IN PRACTICE | This article is part of a series of posts sharing examples of how AppNeta users have leveraged the service to solve performance problems.
Transient issues can be a huge problem on large network infrastructures. Not only are they hard to catch, but it is even harder to isolate root cause. A large US telecommunications customer continuously monitors the VoIP performance of their 200+ call centers distributed around the US to look for these type of issues. When six call centers experienced intermittent outages using their Avaya voice system, the Director of Voice Technology used the AppNeta Performance Manager to quickly pinpoint the cause. In this post we’ll take a look at his workflow to isolate these ghost issues.
This is exactly why we bought this product, it took us 45 minutes to fix this issue that would have probably taken 2 hours without it. We would have had to open a ticket with Avaya and wait for their response, but we didn’t have to do that because of AppNeta.
-Director, Voice Technology
It’s important to remember that it is far more difficult to isolate these types of issues if you don’t have some sort of continuous monitoring in place. The Director we spoke with has been using AppNeta for a while, and a big reason he was able to investigate this issue so quickly is the forethought he put into setting up his AppNeta deployment to monitor the exact routes his VoIP traffic takes through the production environment.
In order to avoid a single point of failure, the voice system for groups of call centers has network connectivity provided by a pair of load balanced data switches. This was set up so that if any one particular switch goes down, it would only impact half the call centers in the group.
Two AppNeta Monitoring Points (both with dual LAN interfaces) are racked in the datacenter and connect to the voice system’s A and B switches. Each of the call centers also has a monitoring point which enables continuous monitoring of the inbound and outbound routes that production traffic takes through each data switch, between the call center and the VoIP server.
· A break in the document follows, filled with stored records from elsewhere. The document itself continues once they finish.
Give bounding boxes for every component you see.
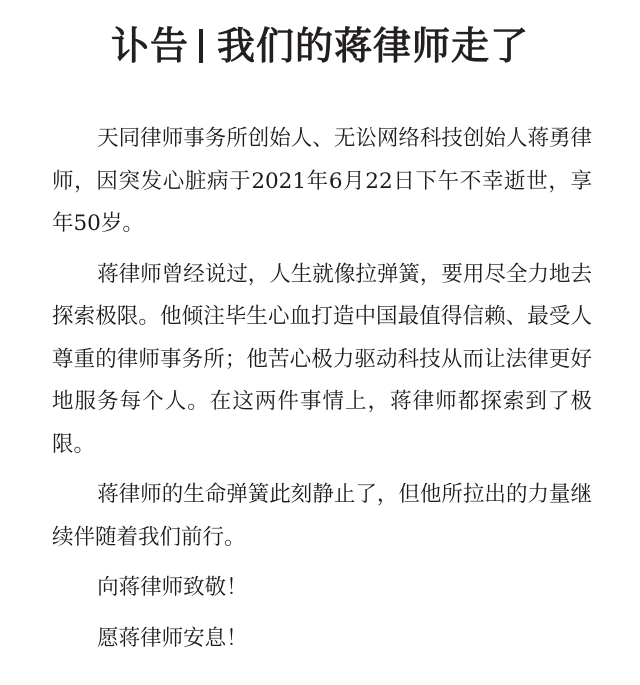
closing-rest-in-peace: 愿蒋律师安息！ <box>52 618 592 661</box>
paragraph-legacy: 蒋律师曾经说过，人生就像拉弹簧，要用尽全力地去探索极限。他倾注毕生心血打造中国最… <box>52 254 592 467</box>
closing-tribute: 向蒋律师致敬！ <box>52 567 592 610</box>
title-main: 我们的蒋律师走了 <box>217 24 529 68</box>
page-title: 讣告我们的蒋律师走了 <box>0 20 640 72</box>
paragraph-farewell: 蒋律师的生命弹簧此刻静止了，但他所拉出的力量继续伴随着我们前行。 <box>52 474 592 559</box>
paragraph-announcement: 天同律师事务所创始人、无讼网络科技创始人蒋勇律师，因突发心脏病于2021年6月2… <box>52 118 592 246</box>
title-separator <box>199 29 203 63</box>
title-prefix: 讣告 <box>111 24 189 68</box>
obituary-body: 天同律师事务所创始人、无讼网络科技创始人蒋勇律师，因突发心脏病于2021年6月2… <box>52 118 592 660</box>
Depending on which port a particular path is targeting within the AppNeta Performance Manager, the voice team can quickly identify which of the load balanced switches is monitored.
How AppNeta Helped Troubleshoot
AppNeta can be configured to proactively alert if a path’s network performance degrades or the path loses connectivity to the target.
Since his paths are grouped within the AppNeta Performance Manager by the relevant VoIP switch, it was easy to quickly see that a group of six call centers had lost connectivity to the voice server:
Clear naming conventions quickly indicated that the paths all went through the same data switch:
Reviewing the route analysis for each of the disconnected paths confirms they all traverse the same data switch and provides the hostname and IP address:
Reduced Time to Resolution
This customer’s voice and data networks are supported by different internal groups that do not share visibility into infrastructure.
The voice network team opened a ticket with the data network team for further investigation into the impacted data switch. When the data network team looked at the switch, they didn’t see any errors or port issues. Prior to AppNeta monitoring data, the data network team would typically instruct the voice team to open a ticket with Avaya, believing the issue must be with the VoIP infrastructure. This would involve a lengthy back and forth process between the voice team, Avaya and the network team.
AppNeta was able to significantly improve time to resolution as it empowered the voice team with route history from the perspective of the AppNeta monitoring point behind the data switch. Armed with this data, the data team was convinced to restart the data switch, which resolved the problem!
The voice team still doesn’t know what the underlying cause of the data switch failure was, but an issue that would usually take two or more hours of back and forth between the teams was fixed in under 45 minutes. Having visibility into the data network “negates a lot of the finger pointing because we have more of the actual data to work with.”
Not every troubleshooting story is going to end with infrastructure-changing revelations, but at big enterprises sometimes knowing what isn’t at fault can be as important as knowing what is.